Byron Hardmon

Current position
- Title: Outside linebackers coach
- Team: Florida
- Conference: SEC

Biographical details
- Born: January 7, 1981 (age 45) Jacksonville, Florida, U.S.

Playing career
- 1999–2002: Florida
- 2003: Miami Dolphins*
- 2003: Cologne Centurions
- 2004: Seattle Seahawks*
- 2005: Tampa Bay Buccaneers*
- 2006–2007: Hamburg Sea Devils
- Position: Linebacker

Coaching career (HC unless noted)
- 2008–2011: Illinois (GA)
- 2012: Charleston Southern (STC/OLB)
- 2013–2015: Idaho (DL)
- 2015–2024: Troy (DL)
- 2024–2025: Tulane (OLB/DRGC)
- 2026–present: Florida (OLB)

Accomplishments and honors

Championships
- SEC Championship (2000);

Awards
- Second-team All-SEC (2002);

= Byron Hardmon =

American football player and coach (born 1981)

Byron Bernard "Bam" Hardmon (born January 7, 1981) is an American college football coach and former professional football player.

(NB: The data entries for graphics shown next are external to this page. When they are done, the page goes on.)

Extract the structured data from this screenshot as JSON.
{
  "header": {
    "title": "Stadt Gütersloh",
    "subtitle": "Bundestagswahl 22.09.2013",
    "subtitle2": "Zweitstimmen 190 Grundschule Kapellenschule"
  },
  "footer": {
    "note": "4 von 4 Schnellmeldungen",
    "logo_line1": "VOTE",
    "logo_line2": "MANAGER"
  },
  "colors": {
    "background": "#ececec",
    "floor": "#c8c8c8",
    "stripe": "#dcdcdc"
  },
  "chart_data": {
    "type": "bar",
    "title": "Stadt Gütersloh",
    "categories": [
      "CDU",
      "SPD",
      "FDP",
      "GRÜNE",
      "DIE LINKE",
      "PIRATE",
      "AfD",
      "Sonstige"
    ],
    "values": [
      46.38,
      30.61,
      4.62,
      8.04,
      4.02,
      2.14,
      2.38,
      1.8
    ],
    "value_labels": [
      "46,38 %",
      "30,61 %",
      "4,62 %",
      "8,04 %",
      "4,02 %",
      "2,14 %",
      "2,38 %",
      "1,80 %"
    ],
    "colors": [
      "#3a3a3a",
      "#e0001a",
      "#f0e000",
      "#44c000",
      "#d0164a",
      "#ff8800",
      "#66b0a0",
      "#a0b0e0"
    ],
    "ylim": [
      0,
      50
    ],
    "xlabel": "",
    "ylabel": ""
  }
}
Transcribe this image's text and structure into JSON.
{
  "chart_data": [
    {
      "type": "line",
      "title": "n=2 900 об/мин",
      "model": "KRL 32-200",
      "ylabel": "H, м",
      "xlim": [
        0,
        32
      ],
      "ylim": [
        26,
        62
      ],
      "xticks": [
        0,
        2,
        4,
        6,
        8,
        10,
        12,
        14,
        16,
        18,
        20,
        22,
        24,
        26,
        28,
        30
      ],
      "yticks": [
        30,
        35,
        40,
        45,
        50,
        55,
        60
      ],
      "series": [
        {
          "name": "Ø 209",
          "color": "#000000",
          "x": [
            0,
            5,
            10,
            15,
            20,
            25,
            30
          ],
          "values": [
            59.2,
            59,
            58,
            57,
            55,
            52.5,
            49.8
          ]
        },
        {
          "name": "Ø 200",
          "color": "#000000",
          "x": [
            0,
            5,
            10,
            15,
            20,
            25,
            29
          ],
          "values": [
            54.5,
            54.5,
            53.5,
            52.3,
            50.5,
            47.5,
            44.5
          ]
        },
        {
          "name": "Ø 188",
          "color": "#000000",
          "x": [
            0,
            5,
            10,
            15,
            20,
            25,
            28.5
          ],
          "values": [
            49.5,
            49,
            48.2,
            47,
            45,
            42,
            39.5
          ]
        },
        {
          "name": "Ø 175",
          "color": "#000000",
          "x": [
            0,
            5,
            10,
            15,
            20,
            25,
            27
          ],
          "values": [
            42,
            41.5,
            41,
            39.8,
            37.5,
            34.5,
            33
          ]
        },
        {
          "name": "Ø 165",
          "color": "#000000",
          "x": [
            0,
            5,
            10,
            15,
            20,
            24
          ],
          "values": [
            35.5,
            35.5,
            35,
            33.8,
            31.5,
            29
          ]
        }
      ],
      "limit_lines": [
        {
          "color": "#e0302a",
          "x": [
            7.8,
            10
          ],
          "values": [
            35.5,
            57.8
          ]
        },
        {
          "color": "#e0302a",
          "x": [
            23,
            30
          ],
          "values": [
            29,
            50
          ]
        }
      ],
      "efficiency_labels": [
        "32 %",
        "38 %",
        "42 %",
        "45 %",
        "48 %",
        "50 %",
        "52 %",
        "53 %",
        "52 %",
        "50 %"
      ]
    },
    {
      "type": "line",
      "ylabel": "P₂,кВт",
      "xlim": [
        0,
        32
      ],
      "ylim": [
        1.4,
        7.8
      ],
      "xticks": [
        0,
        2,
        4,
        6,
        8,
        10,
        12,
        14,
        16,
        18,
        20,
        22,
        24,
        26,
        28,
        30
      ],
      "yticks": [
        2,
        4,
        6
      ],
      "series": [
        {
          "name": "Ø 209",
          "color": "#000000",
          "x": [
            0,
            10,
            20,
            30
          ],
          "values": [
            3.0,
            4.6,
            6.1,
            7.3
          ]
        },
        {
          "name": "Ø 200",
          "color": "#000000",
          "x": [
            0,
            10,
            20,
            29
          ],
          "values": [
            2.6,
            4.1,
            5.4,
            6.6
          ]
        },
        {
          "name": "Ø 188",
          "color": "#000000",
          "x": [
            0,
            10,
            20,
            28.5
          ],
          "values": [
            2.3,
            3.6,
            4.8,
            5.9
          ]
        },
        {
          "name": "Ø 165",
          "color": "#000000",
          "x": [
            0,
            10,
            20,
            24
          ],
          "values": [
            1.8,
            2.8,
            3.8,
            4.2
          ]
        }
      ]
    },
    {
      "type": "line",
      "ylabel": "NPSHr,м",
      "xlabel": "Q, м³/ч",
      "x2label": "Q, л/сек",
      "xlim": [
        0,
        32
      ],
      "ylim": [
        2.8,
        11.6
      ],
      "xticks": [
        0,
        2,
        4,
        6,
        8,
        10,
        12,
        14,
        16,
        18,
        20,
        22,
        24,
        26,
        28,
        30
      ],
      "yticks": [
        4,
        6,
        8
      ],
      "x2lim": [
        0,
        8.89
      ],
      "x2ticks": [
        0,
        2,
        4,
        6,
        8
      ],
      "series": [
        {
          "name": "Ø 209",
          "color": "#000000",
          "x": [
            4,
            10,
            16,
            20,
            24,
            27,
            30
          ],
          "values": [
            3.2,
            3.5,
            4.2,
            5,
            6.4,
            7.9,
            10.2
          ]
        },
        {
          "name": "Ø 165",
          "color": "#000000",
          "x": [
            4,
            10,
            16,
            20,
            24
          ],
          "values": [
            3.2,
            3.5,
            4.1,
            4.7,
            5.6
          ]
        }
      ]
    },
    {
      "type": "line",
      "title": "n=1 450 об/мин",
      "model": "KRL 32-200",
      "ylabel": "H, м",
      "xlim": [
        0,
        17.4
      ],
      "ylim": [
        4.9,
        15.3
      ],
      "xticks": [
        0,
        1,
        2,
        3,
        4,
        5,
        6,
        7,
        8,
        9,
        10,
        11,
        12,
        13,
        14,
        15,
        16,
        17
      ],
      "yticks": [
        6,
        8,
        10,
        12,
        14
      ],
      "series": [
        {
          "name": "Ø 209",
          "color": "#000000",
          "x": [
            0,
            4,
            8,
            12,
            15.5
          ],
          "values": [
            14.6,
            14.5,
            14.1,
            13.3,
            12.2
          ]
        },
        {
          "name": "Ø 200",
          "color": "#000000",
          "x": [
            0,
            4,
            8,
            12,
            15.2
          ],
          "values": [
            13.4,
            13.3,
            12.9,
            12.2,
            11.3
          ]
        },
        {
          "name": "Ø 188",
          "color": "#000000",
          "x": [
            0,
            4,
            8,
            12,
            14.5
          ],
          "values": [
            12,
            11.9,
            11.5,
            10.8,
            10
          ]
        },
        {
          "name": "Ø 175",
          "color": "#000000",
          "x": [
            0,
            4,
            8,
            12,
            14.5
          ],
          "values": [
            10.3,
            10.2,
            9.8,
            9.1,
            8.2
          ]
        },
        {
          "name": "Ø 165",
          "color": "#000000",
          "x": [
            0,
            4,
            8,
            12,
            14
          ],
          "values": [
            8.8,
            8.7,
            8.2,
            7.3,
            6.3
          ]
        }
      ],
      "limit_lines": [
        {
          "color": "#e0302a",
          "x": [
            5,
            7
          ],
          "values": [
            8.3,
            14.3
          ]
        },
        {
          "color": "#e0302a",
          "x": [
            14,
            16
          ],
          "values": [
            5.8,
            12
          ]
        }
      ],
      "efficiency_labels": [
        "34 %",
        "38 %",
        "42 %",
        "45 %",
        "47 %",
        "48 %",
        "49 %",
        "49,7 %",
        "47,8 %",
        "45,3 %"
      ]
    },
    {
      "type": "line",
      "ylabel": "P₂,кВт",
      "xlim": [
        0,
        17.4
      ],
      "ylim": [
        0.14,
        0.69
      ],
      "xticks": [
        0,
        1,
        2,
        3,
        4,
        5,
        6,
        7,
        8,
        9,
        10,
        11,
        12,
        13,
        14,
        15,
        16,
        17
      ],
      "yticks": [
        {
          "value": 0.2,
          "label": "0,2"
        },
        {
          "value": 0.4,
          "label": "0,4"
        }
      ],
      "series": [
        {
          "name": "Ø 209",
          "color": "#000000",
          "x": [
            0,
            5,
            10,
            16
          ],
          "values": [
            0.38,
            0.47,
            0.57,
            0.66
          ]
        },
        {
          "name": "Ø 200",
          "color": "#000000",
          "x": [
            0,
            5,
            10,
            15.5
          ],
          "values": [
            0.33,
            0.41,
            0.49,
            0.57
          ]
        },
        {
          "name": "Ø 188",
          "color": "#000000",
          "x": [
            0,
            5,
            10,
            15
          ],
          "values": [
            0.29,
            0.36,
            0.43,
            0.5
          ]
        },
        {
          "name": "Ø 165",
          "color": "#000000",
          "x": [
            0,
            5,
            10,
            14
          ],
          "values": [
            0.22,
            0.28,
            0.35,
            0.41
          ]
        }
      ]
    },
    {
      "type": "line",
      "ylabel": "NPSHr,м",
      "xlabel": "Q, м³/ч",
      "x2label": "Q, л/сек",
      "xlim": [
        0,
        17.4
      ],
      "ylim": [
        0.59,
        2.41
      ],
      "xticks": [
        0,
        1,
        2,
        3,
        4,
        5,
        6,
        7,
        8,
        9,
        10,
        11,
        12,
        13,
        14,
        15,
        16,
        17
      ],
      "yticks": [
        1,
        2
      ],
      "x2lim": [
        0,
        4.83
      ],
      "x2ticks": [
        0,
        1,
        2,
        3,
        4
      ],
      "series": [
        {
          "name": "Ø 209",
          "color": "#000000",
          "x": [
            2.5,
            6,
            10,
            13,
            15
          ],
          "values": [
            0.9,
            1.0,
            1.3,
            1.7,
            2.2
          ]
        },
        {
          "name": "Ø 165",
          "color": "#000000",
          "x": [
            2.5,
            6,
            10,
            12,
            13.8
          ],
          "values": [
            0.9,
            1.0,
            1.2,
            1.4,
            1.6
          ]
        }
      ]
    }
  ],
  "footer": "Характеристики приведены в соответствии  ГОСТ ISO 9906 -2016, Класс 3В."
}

Hardmon played college football for the Florida Gators. He signed with the Miami Dolphins as an undrafted free agent, but spent his rookie season on injured reserve. Hardmon subsequently played professional football for the Hamburg Sea Devils in NFL Europa, and in NFL pre-season games with the Seattle Seahawks and Tampa Bay Buccaneers.

== Early years ==

Hardmon was born in Jacksonville, Florida, in 1981. Hardmon earned the nickname "Bam Bam" in his youth and it was later shortened to "Bam". He attended Edward H. White High School in Jacksonville, and played high school football for the Ed White Commanders. Hardmon was an all-state and prep All-American who was selected to play in the Georgia-Florida High School All-Star Game at the Georgia Dome in June 1999.

== College career ==

Hardmon received an athletic scholarship to attend the University of Florida in Gainesville, Florida, where he played for coach Steve Spurrier and coach Ron Zook's Gators teams from 1999 to 2002. He was a mainstay of the Gators' defense from 2000 to 2002, appearing in 12 games for the 2000 team that was ranked No. 10 in the final AP poll, 11 games for the 2001 team that was ranked No. 3 in the final AP poll, and 13 games for the 2002 that was ranked No. 24 in the final Coaches Poll. Prior to his senior year, the South Florida Sun-Sentinel wrote that Hardmon and fellow senior Mike Nattiel "appear to have the talent, the experience and – finally – the maturity to lead Florida's defense." Hardmon established himself as a team captain on defense in 2002, as he led the team with 169 tackles and also had two forced fumbles and an interception. At the end of the 2002 season, the USA Today described Hardmon and Nattiel as the anchors of the Gators defense. Following his senior season, he received the Gators' Fergie Ferguson Award, recognizing the "senior football player who displays outstanding leadership, character and courage."

== Professional career ==

He was signed by the Miami Dolphins in April 2003, but he spent his rookie season on "injured reserve" status. In the spring of 2004, Hardmon signed with the Hamburg Sea Devils in the NFL Europa. After playing well in his first season of professional football with Hamburg, he was signed by the Seattle Seahawks in June 2004. Hardmon was released by the Seahawks on September 6, 2004. In 2005, Hardmon signed with the Tampa Bay Buccaneers. In 2007, Hardmon was one of the leaders of the Hamburg team that defeated the Frankfurt Galaxy 37–28 in the World Bowl. He was also named Defensive Player of the Week in Week 5 of the 2007 NFL Europa season, after he led Hamburg to a victory over the Amsterdam Admirals with a 34-yard interception return for a touchdown, four tackles, a sack, a quarterback hurry and two pass defenses.